Una revolución verdadera es aquella que trabaja para generar el capital, producir los medios y formar los recursos humanos que demanda. El capital se puede lograr produciendo, exportando y construyendo; los medios de producción se compran, se intercambian o se inventan; pero el recurso humano se forma con la integración total de todos los procesos sociales, desde las maneras y los modos en que se generan los capitales, hasta las formas y los hábitos que tienen los núcleos poblacionales de recrearse o instruirse. Consciente de todo esto, la dirección del país ha instituido emisoras radiales y televisivas en todos los territorios, a la par del desarrollo de todas las artes y los deportes. Porque para que un pueblo tenga una capacidad de gestión suficiente, debe alcanzar la suficiencia en el desarrollo cultural de todos sus hijos y velar por sanos espacios de ocio y recreación.
Muchas veces, seres cultos, mujeres y hombres bien preparados, con altos niveles de estudio, no son capaces de develar el trasfondo neocolonial de algunos de los programas televisivos producidos por sociedades capitalistas. Algunos hasta aseguran que los cuentos de hadas y princesas no pueden provocar ningún daño en nuestros infantes. Cuando se funden calidad y creación, es muy difícil detectar los resortes o principios que trazan o redimensionan nuevas líneas de pensamiento y que, solapadamente, nos van encaminando hacia otra manera de pensar, donde la belleza es un don y el dinero, la realización. Con sutileza, los mensajes van condicionando las maneras de pensar.

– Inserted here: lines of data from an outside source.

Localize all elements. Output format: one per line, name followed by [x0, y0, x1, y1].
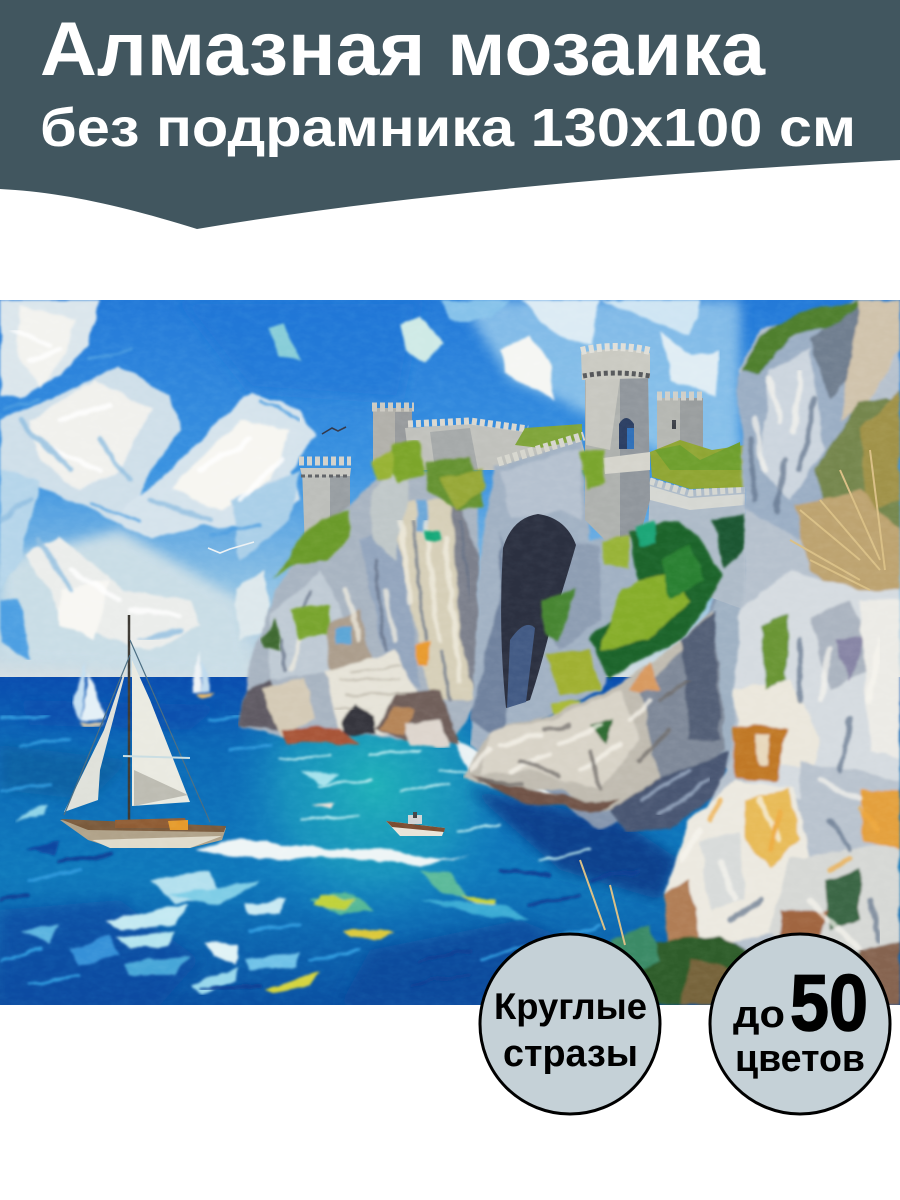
title: Алмазная мозаика — [40, 7, 766, 92]
clouds — [0, 300, 720, 660]
dry grass — [580, 450, 885, 945]
painting: castle on cliffs by the sea — [0, 300, 900, 1005]
wave brush strokes — [0, 715, 640, 990]
right cliff — [610, 300, 900, 1005]
left cliff brush strokes — [280, 520, 470, 710]
sky — [0, 300, 900, 680]
far cliff behind castle — [544, 556, 746, 830]
far tower — [657, 396, 703, 458]
badge: up to 50 colours — [710, 934, 890, 1114]
main sailboat — [60, 615, 226, 848]
big tower — [581, 347, 650, 540]
wall battlements — [498, 436, 584, 462]
badge: up to 50 colours: цветов — [735, 1038, 865, 1080]
sea foam and wave strokes — [15, 740, 610, 995]
right cliff brush strokes — [680, 370, 880, 950]
badge: round rhinestones: стразы — [503, 1033, 638, 1075]
sea — [0, 677, 900, 1005]
left cliff — [238, 465, 480, 748]
rock brush strokes — [470, 680, 710, 815]
great arch cave — [501, 514, 576, 708]
header banner — [0, 0, 900, 229]
badge: round rhinestones: Круглые — [494, 986, 647, 1027]
subtitle: без подрамника 130х100 см — [40, 98, 856, 158]
badge: up to 50 colours: до — [733, 994, 785, 1036]
wall right of big tower — [648, 440, 745, 610]
distant sailboats — [72, 650, 216, 727]
lower right rock — [463, 610, 730, 832]
badge: round rhinestones — [480, 934, 660, 1114]
foliage on castle and cliffs — [260, 440, 748, 720]
left tower — [299, 456, 351, 535]
badge: up to 50 colours: 50 — [790, 958, 868, 1047]
small motor boat — [386, 812, 445, 836]
cloud brush strokes — [0, 330, 300, 640]
seagulls — [208, 427, 346, 553]
main wall with great arch — [470, 440, 650, 770]
paint grain texture — [0, 300, 900, 1005]
back towers and walls — [372, 407, 590, 470]
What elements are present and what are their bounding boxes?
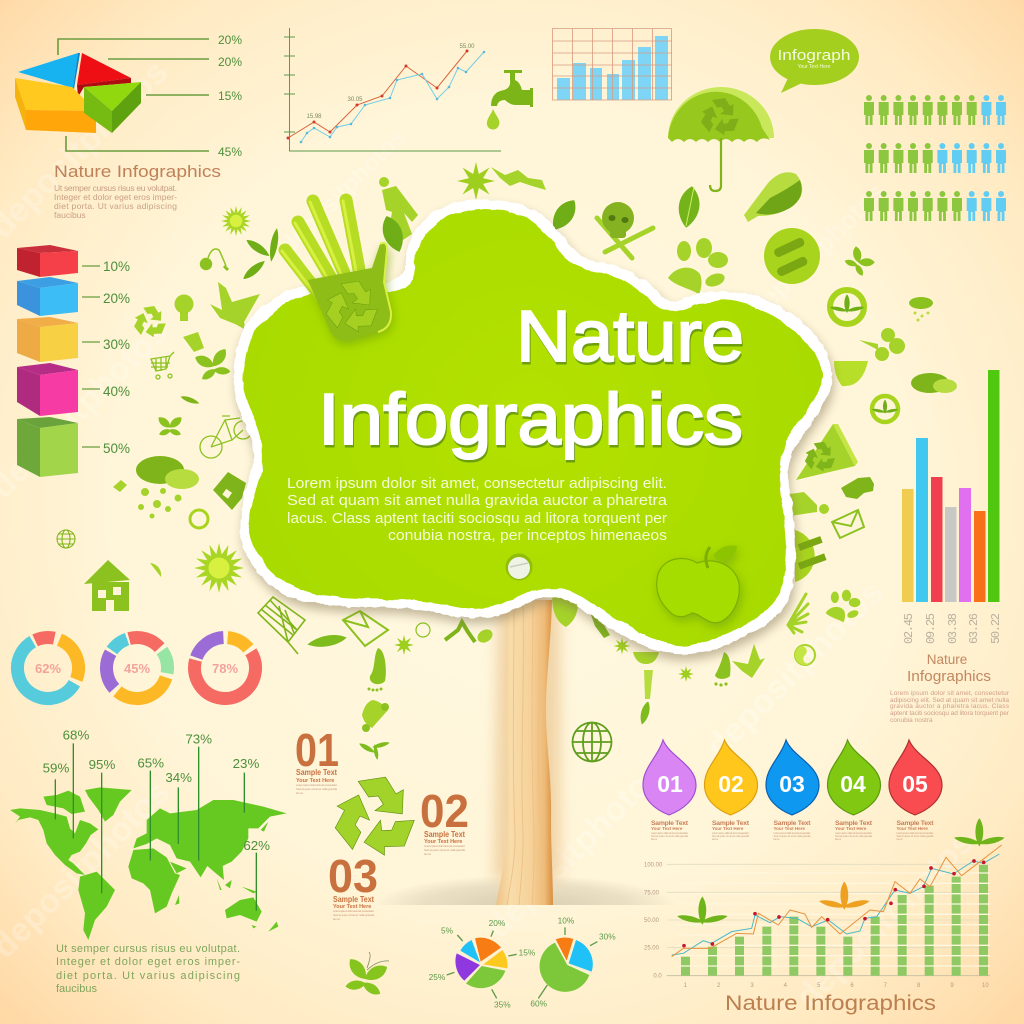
tree trunk	[375, 600, 675, 905]
icon: skull and crossbones	[597, 202, 653, 258]
3D pie chart with percentages: 45%	[218, 145, 242, 159]
watermarks: depositphotos	[789, 823, 981, 1016]
watermarks: depositphotos	[275, 123, 411, 259]
icon: star bottom	[394, 635, 414, 655]
icon: leaf by person	[378, 213, 408, 255]
donut chart 62%: 62%	[35, 661, 61, 676]
icon: leaf by top	[546, 195, 582, 235]
icon: star	[457, 162, 495, 200]
icon: shopping cart	[151, 352, 174, 379]
numbered list: 02: Your Text Here	[424, 839, 462, 845]
icon: yin yang	[791, 644, 815, 669]
drop captions: Sed at quam sit amet nulla gravida	[835, 834, 873, 838]
drop captions: Your Text Here	[712, 826, 744, 831]
icon: pin	[506, 554, 532, 580]
heading and text: right: gravida auctor a pharetra lacus. Class	[890, 703, 1010, 710]
combo chart: bars and lines: 50.00	[644, 918, 660, 924]
icon: circle with bars	[795, 530, 827, 582]
icon: bicycle	[200, 416, 252, 458]
pie chart left: 35%	[494, 1000, 511, 1010]
icon: recycle bin	[796, 424, 858, 480]
heading and text: top left	[54, 162, 221, 220]
world map with percentages: 68%	[63, 727, 89, 742]
pie chart right	[530, 915, 616, 1009]
drop captions: Your Text Here	[774, 826, 805, 831]
watermarks: depositphotos	[479, 753, 671, 946]
drop captions: lacus	[896, 837, 903, 841]
icon: green sprout right	[953, 818, 1005, 846]
pie chart left: 15%	[519, 947, 536, 957]
icon: leaf in cycle 2	[871, 396, 899, 422]
pictogram: people rows	[864, 95, 1006, 221]
icon: small sun top	[216, 201, 256, 241]
world map with percentages: 59%	[43, 761, 69, 776]
world map with percentages: 23%	[233, 756, 259, 771]
3D stacked cubes with percentages: 50%	[103, 441, 130, 456]
drop captions: Lorem ipsum dolor sit amet consectetur	[774, 831, 811, 835]
combo chart: bars and lines: 4	[784, 983, 788, 989]
text block: map caption: Integer et dolor eget eros imper-	[56, 956, 240, 968]
text block: sign description: conubia nostra, per inceptos himenaeos	[388, 528, 667, 544]
line chart	[284, 28, 501, 151]
text block: map caption	[56, 943, 240, 995]
drop captions: Lorem ipsum dolor sit amet consectetur	[835, 831, 872, 835]
icon: small leaf	[180, 394, 200, 406]
combo chart: bars and lines: 9	[950, 983, 954, 989]
numbered list: 01: Sample Text	[296, 768, 337, 777]
icon: rain cloud small	[909, 297, 933, 322]
vertical bar chart right: 03.38	[946, 613, 960, 644]
text block: sign description: lacus. Class aptent taciti sociosqu ad litora torquent per	[287, 511, 667, 527]
combo chart: bars and lines: 0.0	[653, 974, 662, 980]
speech bubble: Infograph	[770, 29, 859, 93]
world map with percentages: 34%	[165, 770, 192, 785]
icon: half leaf	[834, 361, 868, 386]
drop captions: lacus	[774, 837, 780, 841]
numbered list: 01: Your Text Here	[296, 778, 334, 784]
icon: sprout leaves	[241, 228, 280, 282]
world map with percentages	[10, 727, 287, 940]
icon: small umbrella	[150, 563, 161, 577]
numbered list: 03: Lorem ipsum dolor sit amet consectetur	[333, 909, 374, 913]
donut chart 62%	[6, 626, 90, 710]
numbered list: 02: lacus	[424, 852, 432, 856]
line chart: 55.00	[459, 44, 475, 50]
combo chart: bars and lines: 10	[982, 983, 989, 989]
vertical bar chart right: 50.22	[989, 613, 1003, 644]
vertical bar chart right: 02.45	[902, 613, 916, 644]
icon: hand with recycle	[282, 200, 391, 341]
icon: trumpet flower	[859, 328, 905, 361]
drop captions: Your Text Here	[896, 826, 928, 831]
icon: paw right	[826, 590, 860, 622]
heading and text: top left: Integer et dolor eget eros imper-	[54, 192, 177, 202]
icon: recycling umbrella	[668, 87, 774, 191]
3D pie chart with percentages	[15, 33, 242, 159]
drop captions: Sample Text	[712, 820, 750, 827]
leaf drops 01 to 05: 04	[840, 771, 866, 797]
leaf drops 01 to 05: 05	[902, 771, 928, 797]
drop captions: lacus	[712, 837, 719, 841]
combo chart: bars and lines: 6	[850, 983, 854, 989]
numbered list: 03: lacus	[333, 917, 341, 921]
icon: butterfly bottom	[340, 952, 392, 999]
3D pie chart with percentages: 20%	[218, 33, 242, 47]
leaf drops 01 to 05: 03	[779, 771, 805, 797]
drop captions: Your Text Here	[835, 826, 867, 831]
drop captions: lacus	[651, 837, 658, 841]
icon: star 3	[678, 666, 694, 682]
speech bubble: Infograph: Your Text Here	[798, 64, 831, 70]
icon: house small	[213, 472, 246, 510]
pie chart right: 30%	[599, 931, 616, 941]
icon: cloud	[911, 373, 957, 393]
drop captions: Sample Text	[774, 820, 811, 827]
donut chart 78%	[183, 626, 267, 710]
icon: small leaf 2	[638, 700, 652, 726]
title	[318, 297, 744, 460]
numbered list: 02: Lorem ipsum dolor sit amet consectetur	[424, 844, 465, 848]
icon: recycling arrows	[326, 777, 418, 862]
leaf drops 01 to 05: 02	[718, 771, 744, 797]
icon: butterfly lower	[156, 415, 184, 437]
drop captions: Sample Text	[896, 820, 934, 827]
line chart: 15.98	[306, 114, 322, 120]
chart heading: Nature Infographics	[725, 992, 936, 1015]
icon: sprout	[358, 741, 390, 760]
drop captions: Sed at quam sit amet nulla gravida	[712, 834, 750, 838]
text block: sign description: Sed at quam sit amet nulla gravida auctor a pharetra	[287, 493, 668, 509]
icon: small plug	[113, 480, 127, 492]
watermarks: depositphotos	[699, 573, 891, 766]
drop captions: lacus	[835, 837, 842, 841]
world map with percentages: 62%	[243, 838, 270, 853]
icon: butterfly left	[191, 345, 235, 384]
pie chart right: 10%	[558, 915, 575, 925]
icon: green sprout left	[676, 896, 728, 925]
donut chart 45%: 45%	[124, 661, 150, 676]
icon: car	[362, 700, 389, 732]
combo chart: bars and lines: 100.00	[644, 863, 663, 869]
numbered list: 02: Sample Text	[424, 830, 465, 839]
drop captions: Lorem ipsum dolor sit amet consectetur	[896, 831, 934, 835]
icon: small bike	[416, 623, 430, 637]
3D stacked cubes with percentages: 30%	[103, 337, 130, 352]
icon: globe	[572, 722, 612, 762]
icon: big sun	[186, 535, 252, 601]
icon: water tap with drop	[487, 70, 533, 130]
icon: small umbrella 2	[633, 652, 659, 664]
icon: foot	[368, 648, 386, 692]
drop captions: Sed at quam sit amet nulla gravida	[896, 834, 934, 838]
3D pie chart with percentages: 20%	[218, 55, 242, 69]
combo chart: bars and lines: 8	[917, 983, 921, 989]
3D stacked cubes with percentages	[17, 245, 130, 477]
icon: leaf bottom	[306, 632, 348, 650]
numbered list: 02: Sed at quam sit amet nulla gravida	[424, 848, 465, 852]
combo chart: bars and lines: 1	[684, 983, 688, 989]
icon: cup bin	[183, 332, 204, 352]
combo chart: bars and lines: 75.00	[644, 891, 660, 897]
drop captions: Lorem ipsum dolor sit amet consectetur	[712, 831, 749, 835]
numbered list: 01	[295, 724, 339, 795]
icon: star 2	[614, 638, 630, 654]
world map with percentages: 73%	[185, 731, 212, 746]
drop captions	[651, 820, 934, 841]
heading and text: right: aptent taciti sociosqu ad litora torquent per	[890, 710, 1010, 717]
icon: lying person	[790, 492, 829, 516]
icon: equal circle badge	[764, 228, 820, 284]
combo chart: bars and lines	[644, 818, 1005, 989]
icon: apple	[657, 545, 739, 623]
numbered list: 01: Lorem ipsum dolor sit amet consectetur	[296, 783, 337, 787]
numbered list: 03: Sed at quam sit amet nulla gravida	[333, 913, 374, 917]
text block: sign description	[287, 476, 668, 544]
donut chart 78%: 78%	[212, 661, 238, 676]
world map with percentages: 65%	[137, 755, 164, 770]
icon: rain cloud left	[136, 456, 199, 518]
drop captions: Sample Text	[651, 820, 689, 827]
text block: map caption: faucibus	[56, 983, 97, 995]
vertical bar chart right	[902, 370, 1003, 644]
numbered list: 01: Sed at quam sit amet nulla gravida	[296, 787, 337, 791]
icon: butterfly right	[840, 242, 879, 280]
pie chart right: 60%	[530, 999, 548, 1009]
icon: foot 2	[714, 652, 730, 687]
icon: pill recycle	[552, 596, 578, 627]
heading and text: right: Lorem ipsum dolor sit amet, consectetur	[890, 690, 1010, 697]
icon: leaf in cycle	[829, 290, 865, 324]
3D stacked cubes with percentages: 10%	[103, 259, 130, 274]
icon: leaf light bulb	[744, 172, 802, 222]
vertical bar chart right: 09.25	[924, 613, 938, 644]
icon: house big	[84, 560, 130, 611]
combo chart: bars and lines: 25.00	[644, 946, 660, 952]
combo chart: bars and lines: 7	[884, 983, 888, 989]
icon: recycle left	[131, 306, 167, 340]
drop captions: Sample Text	[835, 820, 873, 827]
3D pie chart with percentages: 15%	[218, 89, 242, 103]
icon: person top	[379, 177, 418, 240]
icons behind the sign: scattered eco icons around the tree	[57, 162, 957, 762]
numbered list: 01: lacus	[296, 791, 304, 795]
drop captions: Lorem ipsum dolor sit amet consectetur	[651, 831, 688, 835]
icon: bird left	[210, 282, 260, 330]
title: Infographics	[318, 380, 743, 460]
title: Nature	[516, 297, 744, 377]
combo chart: bars and lines: 2	[717, 983, 721, 989]
text block: sign description: Lorem ipsum dolor sit amet, consectetur adipiscing elit.	[287, 476, 667, 492]
heading and text: right	[890, 652, 1010, 724]
heading and text: right: conubia nostra	[890, 717, 933, 724]
icon: zigzag leaf	[491, 167, 546, 190]
pie chart left: 20%	[489, 918, 506, 928]
3D stacked cubes with percentages: 20%	[103, 291, 130, 306]
pie chart left: 5%	[441, 925, 454, 935]
icon: small hand	[841, 477, 874, 499]
text block: map caption: diet porta. Ut varius adipiscing	[56, 970, 240, 982]
heading and text: right: Infographics	[907, 669, 991, 685]
icon: bulb	[174, 294, 194, 321]
leaf drops 01 to 05	[643, 740, 942, 815]
icon: bird 2	[732, 644, 765, 678]
3D stacked cubes with percentages: 40%	[103, 384, 130, 399]
icon: brush	[644, 670, 653, 699]
numbered list: 01: 01	[295, 724, 339, 776]
icon: solar panel	[258, 597, 305, 654]
heading and text: top left: Nature Infographics	[54, 162, 221, 181]
numbered list: 03: Your Text Here	[333, 904, 371, 910]
icon: fan shell	[788, 594, 808, 633]
panel: torn paper sign	[234, 200, 834, 660]
numbered list: 03: 03	[328, 850, 378, 902]
icon: envelope bottom	[343, 611, 388, 646]
icon: orange sprout	[818, 881, 870, 910]
icon: key	[590, 612, 610, 638]
leaf drops 01 to 05: 01	[657, 771, 683, 797]
line chart: 30.05	[347, 97, 363, 103]
icon: envelope	[832, 510, 864, 538]
numbered list: 02: 02	[420, 785, 469, 837]
drop captions: Your Text Here	[651, 826, 683, 831]
combo chart: bars and lines: 3	[750, 983, 754, 989]
icon: plug	[200, 249, 228, 270]
world map with percentages: 95%	[89, 757, 115, 772]
heading and text: top left: diet porta. Ut varius adipiscing	[54, 201, 177, 211]
heading and text: top left: Ut semper cursus risus eu volutpat.	[54, 183, 177, 193]
speech bubble: Infograph: Infograph	[778, 47, 850, 64]
pie chart left	[429, 918, 536, 1010]
bar chart with grid	[552, 28, 672, 100]
text block: map caption: Ut semper cursus risus eu volutpat.	[56, 943, 240, 955]
watermarks: depositphotos	[743, 176, 891, 324]
icon: paw	[668, 238, 728, 294]
heading and text: right: Nature	[927, 652, 967, 667]
vertical bar chart right: 63.26	[967, 613, 981, 644]
heading and text: right: adipiscing elit. Sed at quam sit amet nulla	[890, 697, 1009, 704]
icon: leaf	[676, 185, 702, 229]
pie chart left: 25%	[429, 972, 446, 982]
numbered list: 03: Sample Text	[333, 895, 374, 904]
icon: cycle badge	[190, 510, 208, 528]
icon: pipe and leaf	[445, 622, 495, 645]
donut chart 45%	[94, 625, 180, 711]
drop captions: Sed at quam sit amet nulla gravida	[651, 834, 689, 838]
drop captions: Sed at quam sit amet nulla gravida	[774, 834, 811, 838]
icon: small globe	[57, 530, 75, 548]
heading and text: top left: faucibus	[54, 210, 86, 220]
combo chart: bars and lines: 5	[817, 983, 821, 989]
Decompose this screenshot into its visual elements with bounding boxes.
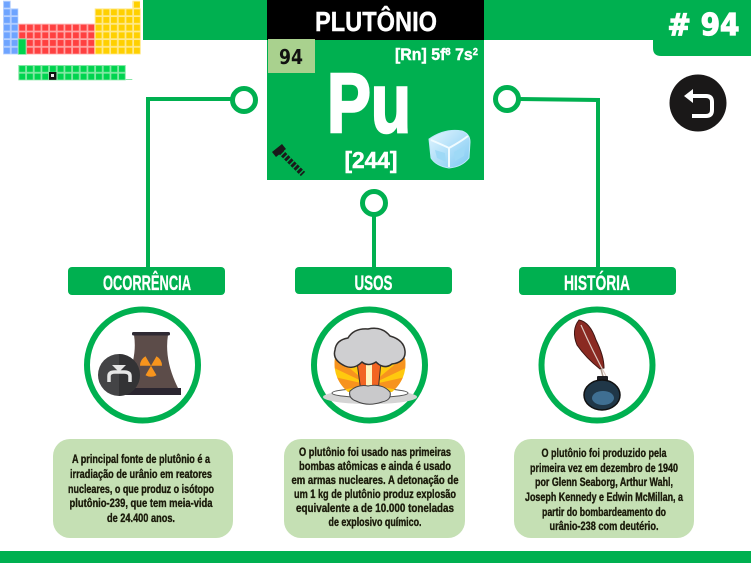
panel: história icon [542, 310, 652, 420]
text block: ocorrência: irradiação de urânio em reatores [70, 469, 212, 481]
heading: ocorrência: OCORRÊNCIA [103, 271, 191, 295]
icon: cooling tower [98, 332, 181, 396]
electron configuration: 2 [473, 47, 478, 58]
text block: história: O plutônio foi produzido pela [542, 448, 667, 460]
element number tab: # 94 [668, 8, 740, 43]
atomic mass: [244] [344, 147, 398, 173]
bottom green bar [0, 551, 751, 563]
text block: usos: bombas atômicas e ainda é usado [299, 461, 451, 473]
text block: ocorrência: nucleares, o que produz o isótopo [68, 484, 214, 496]
heading: usos [295, 267, 452, 295]
text block: usos: em armas nucleares. A detonação de [292, 475, 458, 487]
title: PLUTÔNIO [315, 5, 437, 37]
connector: história [496, 88, 598, 267]
text block: história [514, 439, 694, 538]
text block: história: urânio-238 com deutério. [550, 521, 658, 533]
icon: screw [272, 144, 303, 174]
electron configuration: 7s [451, 45, 473, 64]
electron configuration: [Rn] 5f [395, 45, 449, 64]
panel: usos icon [314, 310, 425, 420]
text block: história: Joseph Kennedy e Edwin McMillan, a [525, 492, 683, 504]
heading: história: HISTÓRIA [564, 271, 630, 295]
heading: ocorrência [68, 267, 225, 295]
electron configuration: 8 [445, 47, 451, 58]
icon: back button [670, 74, 726, 132]
periodic table locator [3, 1, 141, 80]
element card [267, 39, 484, 180]
heading: usos: USOS [354, 272, 392, 295]
icon: mushroom cloud [323, 328, 417, 404]
connector: ocorrência [148, 88, 256, 267]
heading: história [519, 267, 676, 295]
text block: história: primeira vez em dezembro de 1940 [530, 463, 678, 475]
icon: ice cube [429, 130, 470, 168]
icon: quill and inkwell [574, 320, 620, 410]
text block: ocorrência: plutônio-239, que tem meia-vida [70, 498, 213, 510]
connector: usos [362, 192, 386, 267]
element symbol: Pu [327, 56, 411, 150]
text block: ocorrência [53, 439, 233, 538]
element number tab [653, 8, 751, 56]
title [267, 0, 484, 40]
text block: usos [284, 439, 465, 538]
text block: história: por Glenn Seaborg, Arthur Wahl, [535, 477, 673, 489]
text block: usos: de explosivo químico. [328, 517, 422, 529]
panel: ocorrência icon [87, 310, 198, 420]
text block: usos: O plutônio foi usado nas primeiras [299, 447, 451, 459]
atomic number: 94 [279, 45, 303, 69]
text block: usos: um 1 kg de plutônio produz explosão [294, 489, 456, 501]
text block: ocorrência: de 24.400 anos. [107, 513, 175, 525]
text block: usos: equivalente a de 10.000 toneladas [296, 503, 454, 515]
top green bar [143, 0, 751, 40]
text block: história: partir do bombardeamento do [542, 507, 666, 519]
text block: ocorrência: A principal fonte de plutônio é a [72, 454, 210, 466]
atomic number [268, 39, 315, 73]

Hoy, cuando el bloqueo multiplica sus pisadas sobre la nación; cuando se asfixian todos los conductos y canales posibles de respiración; cuando se pretende comprar y comprometer a nuestros hermanos; cuando se edifica el odio como relación posible, hay que afianzarnos a nuestra cultura, a nuestras raíces; hay que dejar que los orishas se expresen más con sus cantos y bailes; hay que seguir fortaleciendo la abnegada labor de los instructores de arte y las casas de cultura, para que el mambo y el chachachá tomen las plazas como el casino.
Es importante que el ejército de artistas aficionados siga construyendo trincheras emocionales, que los centros docentes vuelvan a ser el centro de las comunidades y que las universidades generen perspectivas juveniles. El arte tiene que seguir dialogando y gestando espacios de debate, seguir atrayendo y conmoviendo. Aun con la opción cero de recursos, hay que gestar las competencias deportivas entre centros, barrios y municipios.
Es vital que la radio y la televisión, con su dualidad de grandes medios de comunicación y amplias plataformas culturales, junto a la información oportuna, veraz e inmediata, tengan una programación cultural nacional de calidad. Es esencial que cada radio provincial o cada telecentro genere espacios y programaciones de competencia nacional. Meditemos: si cada uno de los 17 telecentros existentes produjera un cuento, una serie o un dramatizado, y todos pudieran exhibirse en los canales nacionales, cuánto aportaría esto a la programación, y sería una manera de encontrar caminos, como ya lo ha hecho la radio.